Metazoan parasites are mainly worms or arthropods; the former tend to invade and parasitise, while the latter are more common as ‘predators’. The worms are again a tropical problem primarily and include onchocerciasis, larva migrans, strongyloidiasis, ancylostomiasis, filariasis and schistosomiasis. Again, the skin presentations of these lesions may be spectacular and may form a dominant proportion of tropical dermatological practice.

Apart from the arthropod vectors of disease, many of these ubiquitous animals live in intimate contact with human hosts: fleas, bedbugs and lice (pediculosis) have generated a huge technical and popular literature. There are poems, operatic songs and books of philosophical speculation devoted to the flea, not to mention the blame for spreading the Black Death. The louse lives on its human host and attaches its eggs to the hair, where they are seen as small bead-like ‘nits’. The scabies mite is recorded in Anglo-Saxon poetry and the female burrows into the skin to lay eggs, leaving a little track by which its progress can be observed; when a pin is stuck into the end of the track the mite clings to the tip and can be extracted to demonstrate the infestation, a performance that never fails to enliven a dermatology clinic. Hypersensitivity to the mite causes widespread itching (pruritus). Other mites (Demodex folliculorum) have adapted so well to living within the hair follicle that they can be found in the majority of the normal population living as simple commensals and, as far as we know, causing no host response and therefore no disease. The house dust mite, on the other hand, lives free in our bed linen in even the cleanest homes and ekes out a blameless existence consuming shed keratin skin flakes. However, the end products of this diet are excreted into our environment and, in susceptible individuals, produce the chronic skin rash of atopic eczema mediated by a hypersensitivity response.

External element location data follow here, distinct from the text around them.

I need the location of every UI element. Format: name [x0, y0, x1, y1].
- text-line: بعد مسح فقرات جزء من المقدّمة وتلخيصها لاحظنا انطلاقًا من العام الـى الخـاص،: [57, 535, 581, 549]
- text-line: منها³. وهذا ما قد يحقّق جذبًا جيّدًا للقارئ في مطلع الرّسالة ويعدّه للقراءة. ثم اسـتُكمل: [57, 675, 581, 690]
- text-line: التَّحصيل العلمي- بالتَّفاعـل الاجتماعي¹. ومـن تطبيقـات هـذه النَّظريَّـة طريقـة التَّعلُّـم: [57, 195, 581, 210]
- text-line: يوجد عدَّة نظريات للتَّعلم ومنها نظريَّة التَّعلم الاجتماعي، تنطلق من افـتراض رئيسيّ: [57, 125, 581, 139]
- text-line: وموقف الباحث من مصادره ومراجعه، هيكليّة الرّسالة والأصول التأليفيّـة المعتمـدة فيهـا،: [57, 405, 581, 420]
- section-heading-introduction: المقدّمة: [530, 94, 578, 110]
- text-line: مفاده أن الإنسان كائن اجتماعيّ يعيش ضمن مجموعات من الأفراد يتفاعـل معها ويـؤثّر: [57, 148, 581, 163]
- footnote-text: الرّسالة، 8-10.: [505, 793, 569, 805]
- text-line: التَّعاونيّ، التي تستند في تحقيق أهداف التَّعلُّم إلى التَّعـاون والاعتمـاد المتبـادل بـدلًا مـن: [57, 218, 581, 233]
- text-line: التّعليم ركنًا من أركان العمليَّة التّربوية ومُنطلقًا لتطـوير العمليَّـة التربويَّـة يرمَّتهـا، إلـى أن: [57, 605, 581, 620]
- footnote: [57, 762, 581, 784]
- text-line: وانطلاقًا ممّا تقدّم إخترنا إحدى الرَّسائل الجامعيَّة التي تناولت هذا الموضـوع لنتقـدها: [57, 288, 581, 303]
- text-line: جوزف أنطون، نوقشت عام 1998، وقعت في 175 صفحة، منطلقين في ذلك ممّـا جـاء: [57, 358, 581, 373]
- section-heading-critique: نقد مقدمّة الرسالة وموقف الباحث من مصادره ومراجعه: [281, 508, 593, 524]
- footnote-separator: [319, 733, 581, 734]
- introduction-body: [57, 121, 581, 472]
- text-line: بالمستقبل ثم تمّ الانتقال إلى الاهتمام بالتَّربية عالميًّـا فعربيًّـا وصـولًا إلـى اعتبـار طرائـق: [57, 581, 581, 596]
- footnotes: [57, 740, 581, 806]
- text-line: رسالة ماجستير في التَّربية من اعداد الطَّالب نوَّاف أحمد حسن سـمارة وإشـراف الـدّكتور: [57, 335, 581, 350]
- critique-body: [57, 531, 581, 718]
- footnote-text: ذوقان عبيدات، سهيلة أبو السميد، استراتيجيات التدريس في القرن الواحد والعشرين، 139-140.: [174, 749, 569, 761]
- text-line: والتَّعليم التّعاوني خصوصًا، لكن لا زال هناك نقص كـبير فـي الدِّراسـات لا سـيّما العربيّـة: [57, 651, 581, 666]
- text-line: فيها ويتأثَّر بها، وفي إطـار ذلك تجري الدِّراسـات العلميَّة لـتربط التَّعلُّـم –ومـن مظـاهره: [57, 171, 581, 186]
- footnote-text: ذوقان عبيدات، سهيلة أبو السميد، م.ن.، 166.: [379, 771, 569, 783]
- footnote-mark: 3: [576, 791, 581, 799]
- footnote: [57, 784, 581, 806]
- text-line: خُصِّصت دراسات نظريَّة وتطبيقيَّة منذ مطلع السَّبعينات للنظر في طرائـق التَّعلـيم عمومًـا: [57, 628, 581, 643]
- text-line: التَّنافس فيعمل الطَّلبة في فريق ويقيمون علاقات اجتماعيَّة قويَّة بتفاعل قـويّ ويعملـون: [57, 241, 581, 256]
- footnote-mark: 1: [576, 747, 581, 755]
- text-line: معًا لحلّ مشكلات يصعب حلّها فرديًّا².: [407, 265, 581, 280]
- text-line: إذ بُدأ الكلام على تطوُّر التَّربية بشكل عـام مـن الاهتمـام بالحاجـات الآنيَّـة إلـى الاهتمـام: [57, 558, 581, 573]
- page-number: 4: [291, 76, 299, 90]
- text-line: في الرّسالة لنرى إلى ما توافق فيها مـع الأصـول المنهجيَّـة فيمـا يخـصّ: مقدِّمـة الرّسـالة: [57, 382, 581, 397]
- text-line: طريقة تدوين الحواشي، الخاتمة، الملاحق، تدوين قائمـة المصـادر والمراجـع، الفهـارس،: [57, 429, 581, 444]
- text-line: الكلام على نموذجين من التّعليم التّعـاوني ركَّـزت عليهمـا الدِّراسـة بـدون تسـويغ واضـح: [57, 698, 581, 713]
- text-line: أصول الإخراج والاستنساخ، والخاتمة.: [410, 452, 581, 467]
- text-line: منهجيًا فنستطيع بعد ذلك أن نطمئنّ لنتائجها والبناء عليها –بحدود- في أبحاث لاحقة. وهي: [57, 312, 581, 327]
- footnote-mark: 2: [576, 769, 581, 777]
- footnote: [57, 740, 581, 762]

Many skin diseases are characterised by inflammatory reactions without an obvious cause. Some diseases, such as lupus erythematosus, have a well-established autoimmune component, while others are known to arise as a result of drug sensitivities or insect bites (urticaria). Why some people develop these diseases, and others do not, lies principally in the innate genetic constitution of the individuals.